Adama : Je me demande pourquoi on ne veut pas de gens qui ont passé des années en France, qui ont travaillé, cotisé, participé à l’économie du pays et qui veulent rester pour faire leur vie. On pourrait travailler dans des conditions normales, comme tous les autres travailleurs.

Mamadou : La grève dure et des difficultés existent. Financièrement c’est dur, surtout pour les déplacements. Mais on peut gagner… comme on peut perdre, c’est une bataille.

Adama : La grève n’a pas baissé... On dit que 6 000 ont rejoint le mouvement mais il y en a qui ne sont plus grévistes. Chez les intérimaires, ça a baissé mais pas beaucoup. Et il y a quelques nouveaux... Mais pour tenir face aux difficultés pour manger et envoyer de l’argent au pays, il faut qu’il y ait du neuf, toujours des actions sinon des grévistes ont du mal à rester.

Mamadou  : On a entamé le quatrième mois grâce à la solidarité entre nous, c’est ça qui nous fait tenir. Il y en a qui nous encouragent, qui nous donnent de l’argent pour le transport.

Mohamed  : Oui, pour les sans papiers, c’est super dur, pas de quoi manger, pas de salaire, à la fin du mois pas un euro, et si tu sors d’ici pour aller prendre l’air, tu peux te retrouver en garde à vue, en centre de rétention.

Et la façon dont vous vous êtes organisés, elle vous aide ?

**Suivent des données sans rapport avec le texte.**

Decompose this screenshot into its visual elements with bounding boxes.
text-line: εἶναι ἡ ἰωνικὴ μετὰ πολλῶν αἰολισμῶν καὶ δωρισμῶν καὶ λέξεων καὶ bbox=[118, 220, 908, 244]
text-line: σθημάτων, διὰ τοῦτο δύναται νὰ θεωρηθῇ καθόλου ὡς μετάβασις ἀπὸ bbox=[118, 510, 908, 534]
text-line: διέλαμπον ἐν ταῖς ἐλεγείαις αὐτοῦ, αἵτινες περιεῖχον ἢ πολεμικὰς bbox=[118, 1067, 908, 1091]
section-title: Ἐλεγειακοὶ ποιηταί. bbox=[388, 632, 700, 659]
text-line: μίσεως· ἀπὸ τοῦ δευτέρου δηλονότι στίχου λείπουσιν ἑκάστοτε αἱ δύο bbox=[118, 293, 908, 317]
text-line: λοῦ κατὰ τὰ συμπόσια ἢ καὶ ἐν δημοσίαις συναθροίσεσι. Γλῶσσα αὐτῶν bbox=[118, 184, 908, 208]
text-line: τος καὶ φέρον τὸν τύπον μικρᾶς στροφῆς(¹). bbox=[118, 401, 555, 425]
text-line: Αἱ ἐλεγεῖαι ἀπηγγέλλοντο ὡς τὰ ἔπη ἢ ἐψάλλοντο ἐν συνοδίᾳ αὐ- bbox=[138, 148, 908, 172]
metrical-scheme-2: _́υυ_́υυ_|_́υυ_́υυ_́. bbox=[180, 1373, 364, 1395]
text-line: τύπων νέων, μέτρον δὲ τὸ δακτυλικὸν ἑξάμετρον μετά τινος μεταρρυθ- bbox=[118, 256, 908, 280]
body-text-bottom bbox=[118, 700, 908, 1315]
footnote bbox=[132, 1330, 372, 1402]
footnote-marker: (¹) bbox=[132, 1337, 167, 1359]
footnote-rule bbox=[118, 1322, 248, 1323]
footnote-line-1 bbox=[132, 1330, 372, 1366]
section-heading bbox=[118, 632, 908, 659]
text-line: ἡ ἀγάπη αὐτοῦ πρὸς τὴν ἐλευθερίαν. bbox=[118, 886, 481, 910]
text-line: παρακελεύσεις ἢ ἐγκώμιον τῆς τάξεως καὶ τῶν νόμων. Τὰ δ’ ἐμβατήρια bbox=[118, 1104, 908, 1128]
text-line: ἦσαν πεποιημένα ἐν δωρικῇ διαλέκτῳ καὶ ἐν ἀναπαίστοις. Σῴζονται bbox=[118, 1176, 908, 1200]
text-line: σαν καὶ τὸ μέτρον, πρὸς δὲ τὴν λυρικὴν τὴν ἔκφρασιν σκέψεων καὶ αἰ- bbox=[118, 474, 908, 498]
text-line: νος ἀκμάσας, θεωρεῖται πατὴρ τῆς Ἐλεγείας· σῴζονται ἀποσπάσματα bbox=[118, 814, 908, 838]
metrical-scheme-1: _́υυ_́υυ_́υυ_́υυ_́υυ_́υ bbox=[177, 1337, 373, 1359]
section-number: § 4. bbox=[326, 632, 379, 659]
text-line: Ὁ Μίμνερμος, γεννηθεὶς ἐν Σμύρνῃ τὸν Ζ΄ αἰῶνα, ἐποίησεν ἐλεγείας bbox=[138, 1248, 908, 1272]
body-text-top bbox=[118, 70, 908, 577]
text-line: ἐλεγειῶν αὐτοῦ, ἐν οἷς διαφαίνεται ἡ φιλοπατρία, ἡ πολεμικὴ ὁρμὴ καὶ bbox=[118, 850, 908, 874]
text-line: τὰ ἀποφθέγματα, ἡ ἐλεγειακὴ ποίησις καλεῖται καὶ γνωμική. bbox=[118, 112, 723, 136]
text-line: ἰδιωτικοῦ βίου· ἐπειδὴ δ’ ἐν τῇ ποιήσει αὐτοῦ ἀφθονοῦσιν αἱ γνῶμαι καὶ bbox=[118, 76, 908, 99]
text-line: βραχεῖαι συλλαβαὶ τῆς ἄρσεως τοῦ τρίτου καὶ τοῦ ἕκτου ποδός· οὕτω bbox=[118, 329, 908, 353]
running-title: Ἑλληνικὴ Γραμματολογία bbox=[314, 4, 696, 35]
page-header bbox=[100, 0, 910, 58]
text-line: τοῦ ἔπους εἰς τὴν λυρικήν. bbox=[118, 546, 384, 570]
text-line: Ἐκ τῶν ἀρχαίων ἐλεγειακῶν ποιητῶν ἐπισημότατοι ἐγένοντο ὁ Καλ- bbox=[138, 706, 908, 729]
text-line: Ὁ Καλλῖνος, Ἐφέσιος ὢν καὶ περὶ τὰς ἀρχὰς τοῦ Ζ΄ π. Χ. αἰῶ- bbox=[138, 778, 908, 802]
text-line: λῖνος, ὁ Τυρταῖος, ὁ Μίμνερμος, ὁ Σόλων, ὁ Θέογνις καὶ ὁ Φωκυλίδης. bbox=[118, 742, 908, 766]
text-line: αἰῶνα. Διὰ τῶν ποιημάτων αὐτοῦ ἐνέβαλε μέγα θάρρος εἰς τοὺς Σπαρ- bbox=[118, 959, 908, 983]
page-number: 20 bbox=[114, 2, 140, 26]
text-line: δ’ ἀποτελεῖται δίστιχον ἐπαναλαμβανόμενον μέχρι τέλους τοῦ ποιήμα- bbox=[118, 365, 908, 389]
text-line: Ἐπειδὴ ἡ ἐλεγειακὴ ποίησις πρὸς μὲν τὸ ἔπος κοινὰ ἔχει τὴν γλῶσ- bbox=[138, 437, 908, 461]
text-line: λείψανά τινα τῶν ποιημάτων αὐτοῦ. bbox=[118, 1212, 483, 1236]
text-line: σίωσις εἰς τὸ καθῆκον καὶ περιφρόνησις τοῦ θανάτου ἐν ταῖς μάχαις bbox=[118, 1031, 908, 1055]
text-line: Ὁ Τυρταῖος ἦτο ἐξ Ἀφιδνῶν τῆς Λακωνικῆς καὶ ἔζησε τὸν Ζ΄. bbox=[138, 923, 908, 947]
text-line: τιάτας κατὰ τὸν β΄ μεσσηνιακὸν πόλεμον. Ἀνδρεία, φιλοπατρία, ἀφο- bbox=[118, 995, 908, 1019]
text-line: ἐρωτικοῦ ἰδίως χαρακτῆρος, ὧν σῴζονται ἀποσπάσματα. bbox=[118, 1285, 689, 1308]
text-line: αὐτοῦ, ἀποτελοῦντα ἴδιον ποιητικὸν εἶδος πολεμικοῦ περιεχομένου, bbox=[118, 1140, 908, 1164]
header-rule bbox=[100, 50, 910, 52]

Adama : Les intérimaires dans cette grève-là sont plus motivés et organisés, c’est sûr. Ce qu’on fait ici, avec ceux qui viennent tous les matins, les discussions, les collectes, tout le monde ne le fait pas.

Mamadou : Il faut surtout continuer des actions.


[1Des dizaines d’agences ont été occupées lors du mouvement, mais évacuées quasi-systématiquement par la police. D’autres étaient occupées… mais le nombre total a baissé.